On August 20, the Supreme Court had rejected Bhushan’s request to adjourn the hearing on the quantum of punishment in the criminal contempt case in which he was convicted last week and transfer it to another bench. The court had given the lawyer two to three days to reconsider his statements about the court and chief justice.
Dhavan urged the court to not “make Bhushan a martyr”. He said the only way to close the case is by letting off Bhushan with a warning and asking him to be “a little restrained in the manner in which he criticises the court, and be sure on facts” in the future.
He said the top court should recall the suo motu verdict, as it “contains half-truths and contradictions”.
Attorney General KK Venugopal said Bhushan, who has refused to apologise for his tweets, should be let go with a warning. “Let him go with a warning to tell him “please don’t repeat this in future”,” Venugopal told the Supreme Court. He pointed out that several sitting and retired judges had commented upon corruption in the higher judiciary.
Earlier, the court had asked Venugopal what is to be done. “We expected a different statement,” the court had said referring to Bhushan’s refusal to apologise.
Justice Mishra asked what was wrong in seeking an apology. “Tell us, what is wrong in using the word apology?” he asked. “Will that be reflection of guilt? Apology is a magical word, which can heal many things... If you have hurt anybody, you must apply balm. One should not feel belittled by that.”
In the August 14 verdict, the court had said the magnanimity of judges cannot be stretched to the extent that it “may amount to weakness in dealing with a malicious, scurrilous, calculated attack” on the judiciary. This was in response to Bhushan’s statement that that the judges needed to be magnanimous and not use the contempt of court law for remarks on individual judges or on fair criticism of the judiciary. The court, however, said allegations against the Supreme Court may lead to a loss of faith in the judiciary and of confidence among other judges.
On August 19, Bhushan had moved the Supreme Court seeking to defer the next day’s proceedings to announce his punishment till a review petition was filed and considered. In his application, the lawyer said he wanted to file a review petition after seeking legal counsel and studying the August 14 order in detail.
Bhushan told the top court on Monday that his tweets were a constructive criticism of the judiciary and that retracting his statement or offering an insincere apology would amount to “contempt of my conscience”. “An apology cannot be a mere incantation and any apology has to, as the court has itself put it, be made sincerely,” Bhushan said. “This is especially so when I have made the statements bonafide and pleaded truths with full detail which have not been dealt with by the court.”

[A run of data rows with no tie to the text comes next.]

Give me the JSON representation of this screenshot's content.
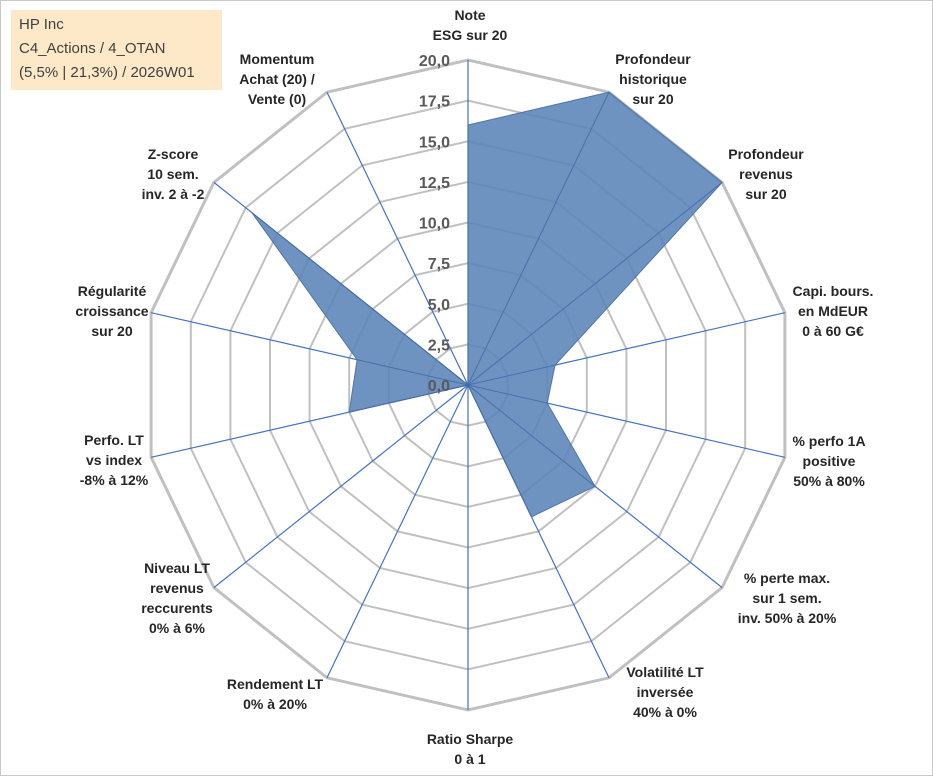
{
  "header": {
    "line1": "HP Inc",
    "line2": "C4_Actions / 4_OTAN",
    "line3": "(5,5% | 21,3%) / 2026W01"
  },
  "colors": {
    "fill": "#5b84b8",
    "grid": "#c0c0c0",
    "spoke": "#4472c4",
    "tick_text": "#595959"
  },
  "chart_data": {
    "type": "radar",
    "title": "HP Inc",
    "rlim": [
      0,
      20
    ],
    "ticks": [
      "0,0",
      "2,5",
      "5,0",
      "7,5",
      "10,0",
      "12,5",
      "15,0",
      "17,5",
      "20,0"
    ],
    "tick_values": [
      0,
      2.5,
      5,
      7.5,
      10,
      12.5,
      15,
      17.5,
      20
    ],
    "axes": [
      {
        "label": [
          "Note",
          "ESG sur 20"
        ],
        "value": 16
      },
      {
        "label": [
          "Profondeur",
          "historique",
          "sur 20"
        ],
        "value": 20
      },
      {
        "label": [
          "Profondeur",
          "revenus",
          "sur 20"
        ],
        "value": 20
      },
      {
        "label": [
          "Capi. bours.",
          "en MdEUR",
          "0 à 60 G€"
        ],
        "value": 5.5
      },
      {
        "label": [
          "% perfo 1A",
          "positive",
          "50% à 80%"
        ],
        "value": 5
      },
      {
        "label": [
          "% perte max.",
          "sur 1 sem.",
          "inv. 50% à 20%"
        ],
        "value": 10
      },
      {
        "label": [
          "Volatilité LT",
          "inversée",
          "40% à 0%"
        ],
        "value": 9
      },
      {
        "label": [
          "Ratio Sharpe",
          "0 à 1"
        ],
        "value": 0
      },
      {
        "label": [
          "Rendement LT",
          "0% à 20%"
        ],
        "value": 0
      },
      {
        "label": [
          "Niveau LT",
          "revenus",
          "reccurents",
          "0% à 6%"
        ],
        "value": 0
      },
      {
        "label": [
          "Perfo. LT",
          "vs index",
          "-8% à 12%"
        ],
        "value": 7.5
      },
      {
        "label": [
          "Régularité",
          "croissance",
          "sur 20"
        ],
        "value": 7
      },
      {
        "label": [
          "Z-score",
          "10 sem.",
          "inv. 2 à -2"
        ],
        "value": 17
      },
      {
        "label": [
          "Momentum",
          "Achat (20) /",
          "Vente (0)"
        ],
        "value": 0
      }
    ]
  }
}
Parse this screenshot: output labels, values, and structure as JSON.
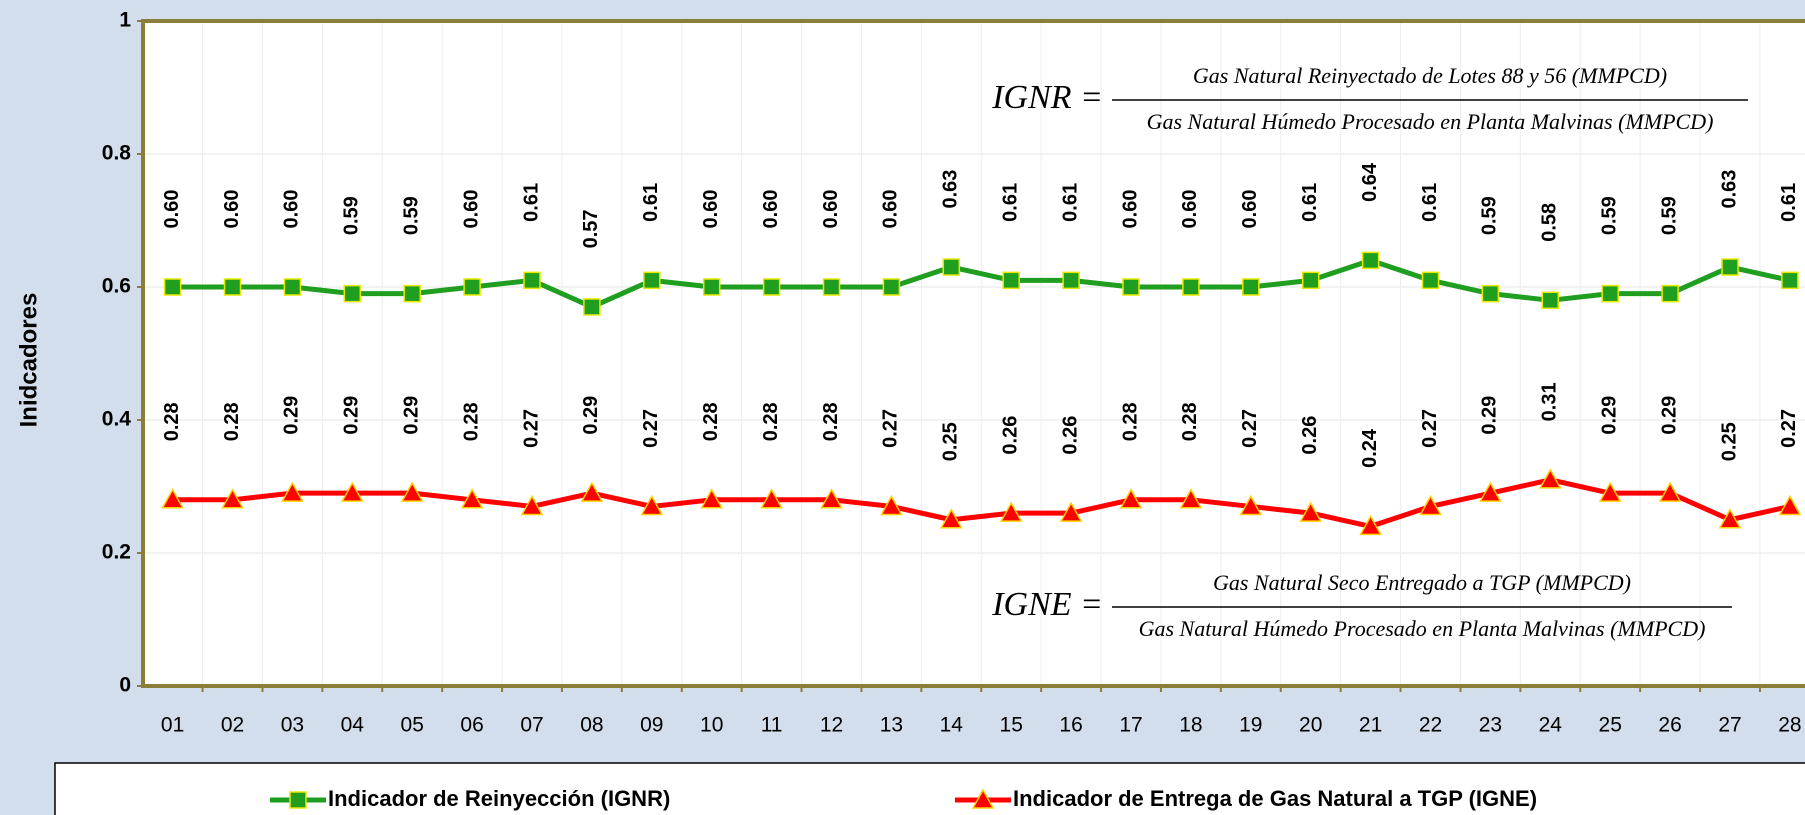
{
  "chart_data": {
    "type": "line",
    "y_label": "Inidcadores",
    "categories": [
      "01",
      "02",
      "03",
      "04",
      "05",
      "06",
      "07",
      "08",
      "09",
      "10",
      "11",
      "12",
      "13",
      "14",
      "15",
      "16",
      "17",
      "18",
      "19",
      "20",
      "21",
      "22",
      "23",
      "24",
      "25",
      "26",
      "27",
      "28"
    ],
    "ylim": [
      0,
      1
    ],
    "yticks": [
      0,
      0.2,
      0.4,
      0.6,
      0.8,
      1
    ],
    "grid": true,
    "series": [
      {
        "name": "Indicador de Reinyección (IGNR)",
        "color": "#1f9e1f",
        "marker": "square",
        "values": [
          0.6,
          0.6,
          0.6,
          0.59,
          0.59,
          0.6,
          0.61,
          0.57,
          0.61,
          0.6,
          0.6,
          0.6,
          0.6,
          0.63,
          0.61,
          0.61,
          0.6,
          0.6,
          0.6,
          0.61,
          0.64,
          0.61,
          0.59,
          0.58,
          0.59,
          0.59,
          0.63,
          0.61
        ],
        "value_labels": [
          "0.60",
          "0.60",
          "0.60",
          "0.59",
          "0.59",
          "0.60",
          "0.61",
          "0.57",
          "0.61",
          "0.60",
          "0.60",
          "0.60",
          "0.60",
          "0.63",
          "0.61",
          "0.61",
          "0.60",
          "0.60",
          "0.60",
          "0.61",
          "0.64",
          "0.61",
          "0.59",
          "0.58",
          "0.59",
          "0.59",
          "0.63",
          "0.61"
        ]
      },
      {
        "name": "Indicador de Entrega de Gas Natural a TGP (IGNE)",
        "color": "#ff0000",
        "marker": "triangle",
        "values": [
          0.28,
          0.28,
          0.29,
          0.29,
          0.29,
          0.28,
          0.27,
          0.29,
          0.27,
          0.28,
          0.28,
          0.28,
          0.27,
          0.25,
          0.26,
          0.26,
          0.28,
          0.28,
          0.27,
          0.26,
          0.24,
          0.27,
          0.29,
          0.31,
          0.29,
          0.29,
          0.25,
          0.27
        ],
        "value_labels": [
          "0.28",
          "0.28",
          "0.29",
          "0.29",
          "0.29",
          "0.28",
          "0.27",
          "0.29",
          "0.27",
          "0.28",
          "0.28",
          "0.28",
          "0.27",
          "0.25",
          "0.26",
          "0.26",
          "0.28",
          "0.28",
          "0.27",
          "0.26",
          "0.24",
          "0.27",
          "0.29",
          "0.31",
          "0.29",
          "0.29",
          "0.25",
          "0.27"
        ]
      }
    ],
    "annotations": [
      {
        "label": "IGNR =",
        "numerator": "Gas Natural Reinyectado de Lotes 88 y 56 (MMPCD)",
        "denominator": "Gas Natural Húmedo Procesado en Planta Malvinas (MMPCD)"
      },
      {
        "label": "IGNE =",
        "numerator": "Gas Natural Seco Entregado a TGP (MMPCD)",
        "denominator": "Gas Natural Húmedo Procesado en Planta Malvinas (MMPCD)"
      }
    ]
  }
}
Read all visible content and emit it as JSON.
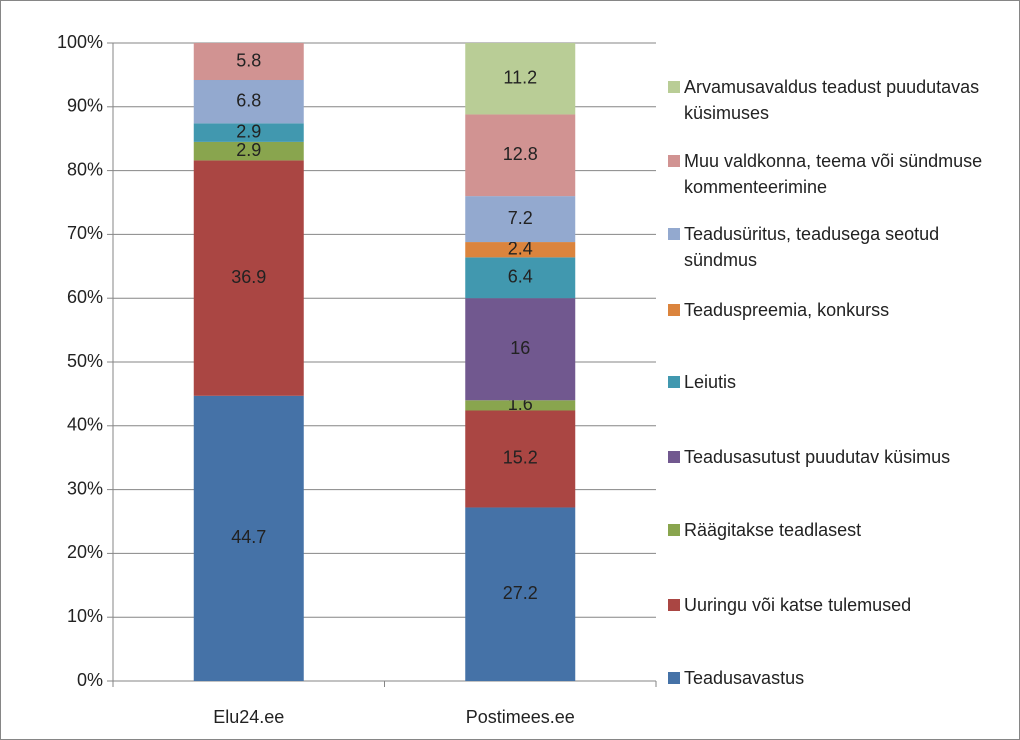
{
  "chart_data": {
    "type": "stacked_bar_100",
    "categories": [
      "Elu24.ee",
      "Postimees.ee"
    ],
    "series": [
      {
        "name": "Teadusavastus",
        "color": "#4572a7",
        "values": [
          44.7,
          27.2
        ]
      },
      {
        "name": "Uuringu või katse tulemused",
        "color": "#aa4643",
        "values": [
          36.9,
          15.2
        ]
      },
      {
        "name": "Räägitakse teadlasest",
        "color": "#89a54e",
        "values": [
          2.9,
          1.6
        ]
      },
      {
        "name": "Teadusasutust puudutav küsimus",
        "color": "#71588f",
        "values": [
          null,
          16
        ]
      },
      {
        "name": "Leiutis",
        "color": "#4198af",
        "values": [
          2.9,
          6.4
        ]
      },
      {
        "name": "Teaduspreemia, konkurss",
        "color": "#db843d",
        "values": [
          null,
          2.4
        ]
      },
      {
        "name": "Teadusüritus, teadusega seotud sündmus",
        "color": "#93a9cf",
        "values": [
          6.8,
          7.2
        ]
      },
      {
        "name": "Muu valdkonna, teema või sündmuse kommenteerimine",
        "color": "#d19392",
        "values": [
          5.8,
          12.8
        ]
      },
      {
        "name": "Arvamusavaldus teadust puudutavas küsimuses",
        "color": "#b9cd96",
        "values": [
          null,
          11.2
        ]
      }
    ],
    "ylim": [
      0,
      100
    ],
    "yticks": [
      {
        "value": 0,
        "label": "0%"
      },
      {
        "value": 10,
        "label": "10%"
      },
      {
        "value": 20,
        "label": "20%"
      },
      {
        "value": 30,
        "label": "30%"
      },
      {
        "value": 40,
        "label": "40%"
      },
      {
        "value": 50,
        "label": "50%"
      },
      {
        "value": 60,
        "label": "60%"
      },
      {
        "value": 70,
        "label": "70%"
      },
      {
        "value": 80,
        "label": "80%"
      },
      {
        "value": 90,
        "label": "90%"
      },
      {
        "value": 100,
        "label": "100%"
      }
    ],
    "grid": true,
    "legend": "right"
  }
}
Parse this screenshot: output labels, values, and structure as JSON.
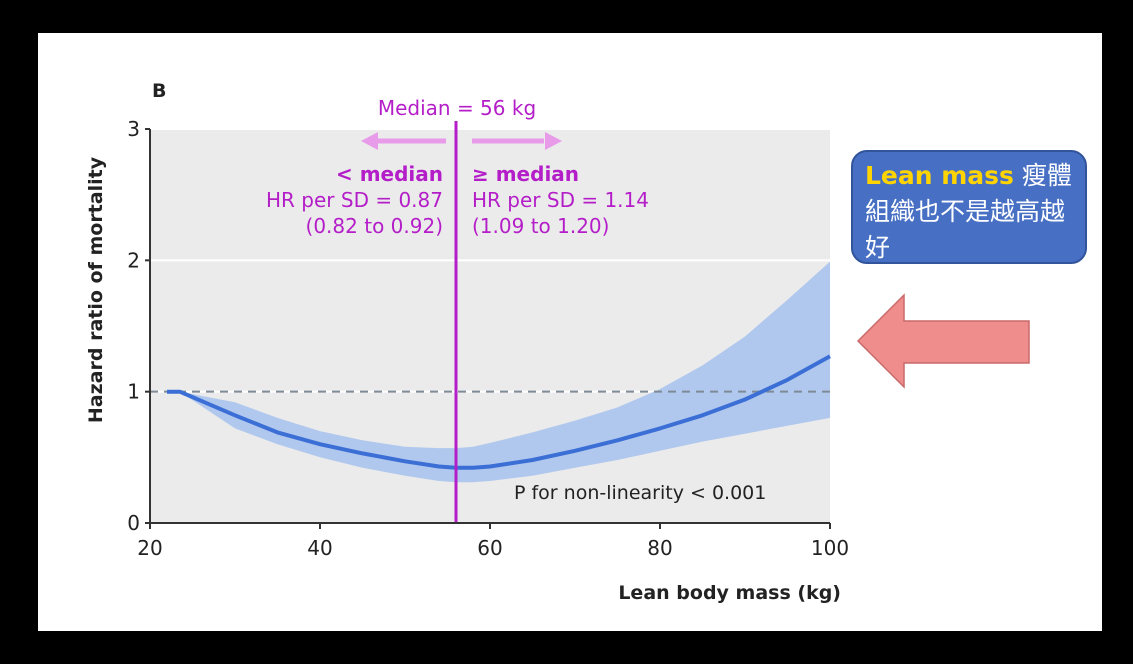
{
  "panel_label": "B",
  "callout": {
    "highlight": "Lean mass",
    "text": " 瘦體組織也不是越高越好",
    "bg_color": "#4770c4",
    "highlight_color": "#ffd400"
  },
  "arrow": {
    "icon": "left-arrow-icon",
    "color": "#ef8c8c"
  },
  "median_annotation": {
    "title": "Median = 56 kg",
    "below": {
      "label": "< median",
      "hr": "HR per SD = 0.87",
      "ci": "(0.82 to 0.92)"
    },
    "above": {
      "label": "≥ median",
      "hr": "HR per SD = 1.14",
      "ci": "(1.09 to 1.20)"
    },
    "color": "#b41ec8",
    "arrow_color": "#e79be9"
  },
  "chart_data": {
    "type": "line",
    "xlabel": "Lean body mass (kg)",
    "ylabel": "Hazard ratio of mortality",
    "xlim": [
      20,
      100
    ],
    "ylim": [
      0,
      3
    ],
    "xticks": [
      20,
      40,
      60,
      80,
      100
    ],
    "yticks": [
      0,
      1,
      2,
      3
    ],
    "grid": "horizontal",
    "reference_line": {
      "y": 1,
      "style": "dashed"
    },
    "median_line": {
      "x": 56
    },
    "annotation": "P for non-linearity < 0.001",
    "colors": {
      "line": "#3b6fd6",
      "band": "#aec6ee",
      "background": "#ebebeb"
    },
    "series": [
      {
        "x": [
          22,
          23.5,
          30,
          35,
          40,
          45,
          50,
          54,
          56,
          58,
          60,
          65,
          70,
          75,
          80,
          85,
          90,
          95,
          100
        ],
        "y": [
          1.0,
          1.0,
          0.82,
          0.69,
          0.6,
          0.53,
          0.47,
          0.43,
          0.42,
          0.42,
          0.43,
          0.48,
          0.55,
          0.63,
          0.72,
          0.82,
          0.94,
          1.09,
          1.27
        ],
        "ci_lower": [
          1.0,
          1.0,
          0.72,
          0.6,
          0.5,
          0.42,
          0.36,
          0.32,
          0.31,
          0.31,
          0.32,
          0.36,
          0.42,
          0.48,
          0.55,
          0.62,
          0.68,
          0.74,
          0.8
        ],
        "ci_upper": [
          1.0,
          1.0,
          0.92,
          0.8,
          0.7,
          0.63,
          0.58,
          0.57,
          0.57,
          0.58,
          0.61,
          0.69,
          0.78,
          0.88,
          1.02,
          1.2,
          1.42,
          1.7,
          1.99
        ]
      }
    ]
  }
}
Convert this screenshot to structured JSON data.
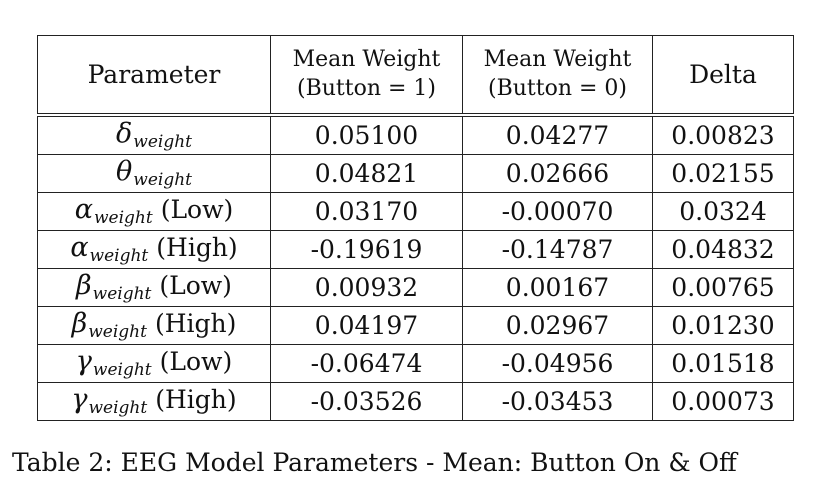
{
  "table": {
    "headers": [
      {
        "lines": [
          "Parameter"
        ]
      },
      {
        "lines": [
          "Mean Weight",
          "(Button = 1)"
        ]
      },
      {
        "lines": [
          "Mean Weight",
          "(Button = 0)"
        ]
      },
      {
        "lines": [
          "Delta"
        ]
      }
    ],
    "rows": [
      {
        "symbol": "δ",
        "sub": "weight",
        "qualifier": "",
        "values": [
          "0.05100",
          "0.04277",
          "0.00823"
        ]
      },
      {
        "symbol": "θ",
        "sub": "weight",
        "qualifier": "",
        "values": [
          "0.04821",
          "0.02666",
          "0.02155"
        ]
      },
      {
        "symbol": "α",
        "sub": "weight",
        "qualifier": "(Low)",
        "values": [
          "0.03170",
          "-0.00070",
          "0.0324"
        ]
      },
      {
        "symbol": "α",
        "sub": "weight",
        "qualifier": "(High)",
        "values": [
          "-0.19619",
          "-0.14787",
          "0.04832"
        ]
      },
      {
        "symbol": "β",
        "sub": "weight",
        "qualifier": "(Low)",
        "values": [
          "0.00932",
          "0.00167",
          "0.00765"
        ]
      },
      {
        "symbol": "β",
        "sub": "weight",
        "qualifier": "(High)",
        "values": [
          "0.04197",
          "0.02967",
          "0.01230"
        ]
      },
      {
        "symbol": "γ",
        "sub": "weight",
        "qualifier": "(Low)",
        "values": [
          "-0.06474",
          "-0.04956",
          "0.01518"
        ]
      },
      {
        "symbol": "γ",
        "sub": "weight",
        "qualifier": "(High)",
        "values": [
          "-0.03526",
          "-0.03453",
          "0.00073"
        ]
      }
    ]
  },
  "caption": "Table 2: EEG Model Parameters - Mean: Button On & Off"
}
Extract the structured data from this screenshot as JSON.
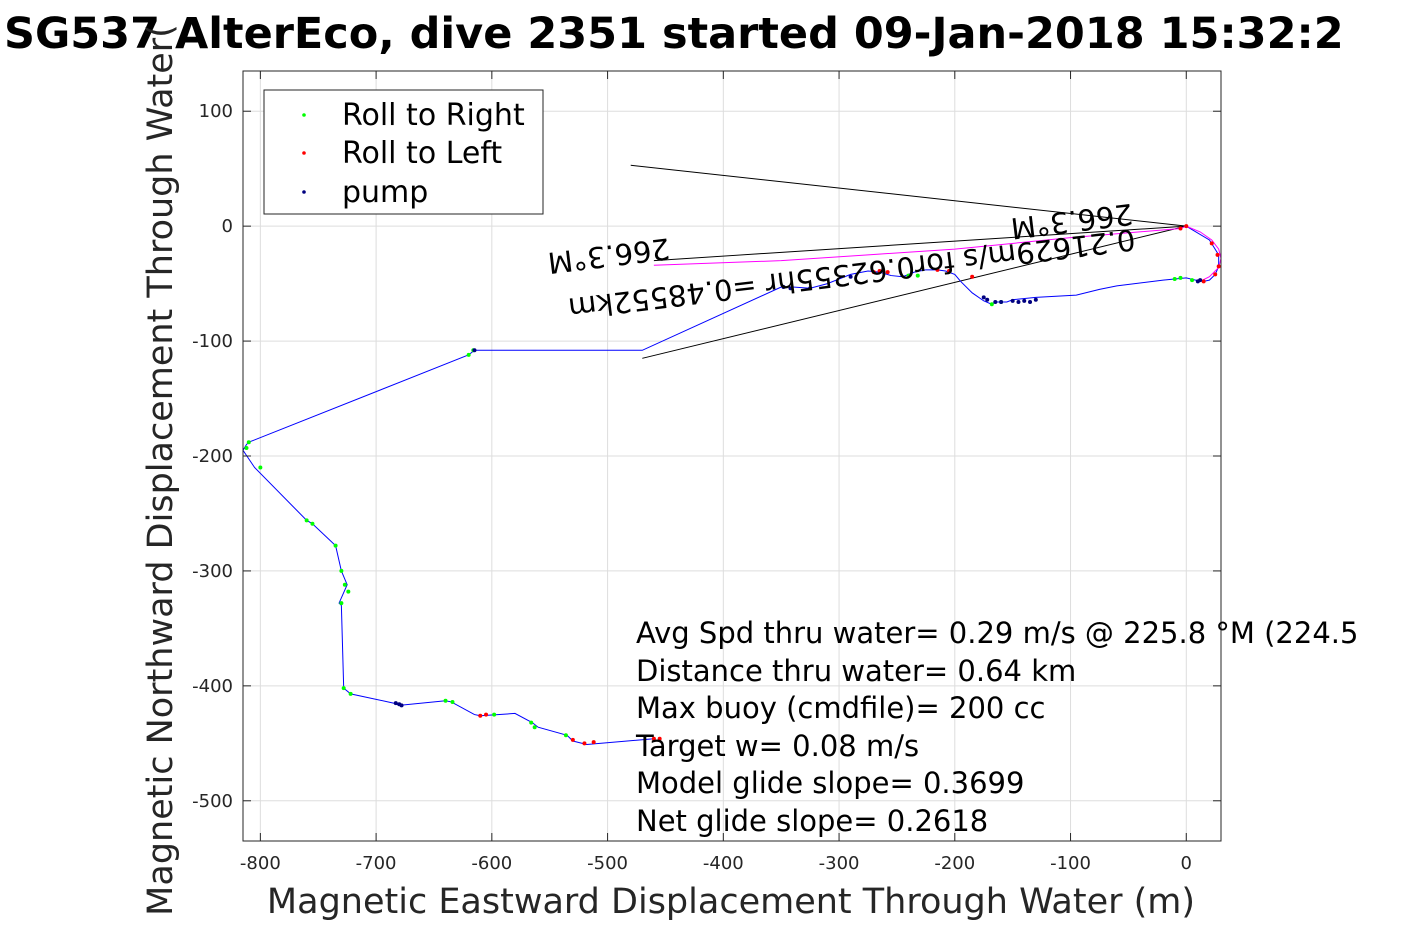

Following the August 14 judgement, more than 3,000 members of civil society including former judges, retired bureaucrats, journalists and lawyers criticised the Supreme Court’s order. Over 1,800 members of the bar have also criticised the Supreme Court’s decision, besides Opposition leaders, lawyers, and human rights organisations.
Meanwhile, the top court Tuesday referred a 2009 contempt case against advocate Prashant Bhushan to an “appropriate bench” that will take up the matter on September 10. The case is related to Bhushan’s interview to Tehelka magazine 11 years ago in which he made allegations of corruption in the Supreme Court and said half of the previous 16 chief justices were corrupt. The contempt of court case was filed by advocate Harish Salve.